Is it correct way to do cross channel normalization?

def NormalizeFex(real_features, fake_features):

    real_features_max, _ = real_features.view(real_features.size(0), real_features.size(1), -1).max(dim=2)
    fake_features_max, _ = fake_features.view(fake_features.size(0), fake_features.size(1), -1).max(dim=2)

    features_max = torch.max(real_features_max, fake_features_max).unsqueeze(2).unsqueeze(3).data

    real_features = real_features / (features_max + 1e-7)
    fake_features = fake_features / (features_max + 1e-7)

    return real_features, fake_features

Is it correct to use data in the maximum value ?
the inputs are features extracted from VGG and I want to normalize them cross channel between o and 1. knowing that the real features should not have gradient.

You could probably wrap in in a

with torch.no_grad():
    ...

block instead as described here.

thanks I’m aware of this. My real concern is, is it correct to normalize by dividing on the .data or no_grad max of the variable ?

Knowing that the max is taking across the fake_features and real_features and giving the fact that real_features has no gradient.

I’m not sure what the use case would be.
Could you post a link to the paper or a reference implementation or explain the use case a bit?

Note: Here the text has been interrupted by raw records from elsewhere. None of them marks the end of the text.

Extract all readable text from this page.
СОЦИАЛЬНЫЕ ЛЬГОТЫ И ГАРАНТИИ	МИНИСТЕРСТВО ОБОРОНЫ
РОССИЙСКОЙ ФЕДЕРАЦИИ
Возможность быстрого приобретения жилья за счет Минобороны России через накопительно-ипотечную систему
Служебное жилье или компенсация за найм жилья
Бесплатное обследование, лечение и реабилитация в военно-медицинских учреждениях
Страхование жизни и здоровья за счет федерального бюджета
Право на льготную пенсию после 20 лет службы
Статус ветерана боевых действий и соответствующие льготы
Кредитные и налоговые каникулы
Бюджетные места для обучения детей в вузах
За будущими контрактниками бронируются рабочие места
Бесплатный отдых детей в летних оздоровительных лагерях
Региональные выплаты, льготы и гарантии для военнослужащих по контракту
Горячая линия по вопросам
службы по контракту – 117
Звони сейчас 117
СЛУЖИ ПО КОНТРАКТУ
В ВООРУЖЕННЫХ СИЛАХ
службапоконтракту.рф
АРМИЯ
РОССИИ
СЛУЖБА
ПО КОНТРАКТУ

it is my own implementation, So I’m not sure weather it is the correct way or not.
the idea in general, I’m extracting VGG features from my generated image and the target image, but these features vary in scale, I want to normalize them between 0 and 1 but in cross channel normalization so each each channel with it is corresponding channel from the target image is normalized by the maximum of these two pair channels.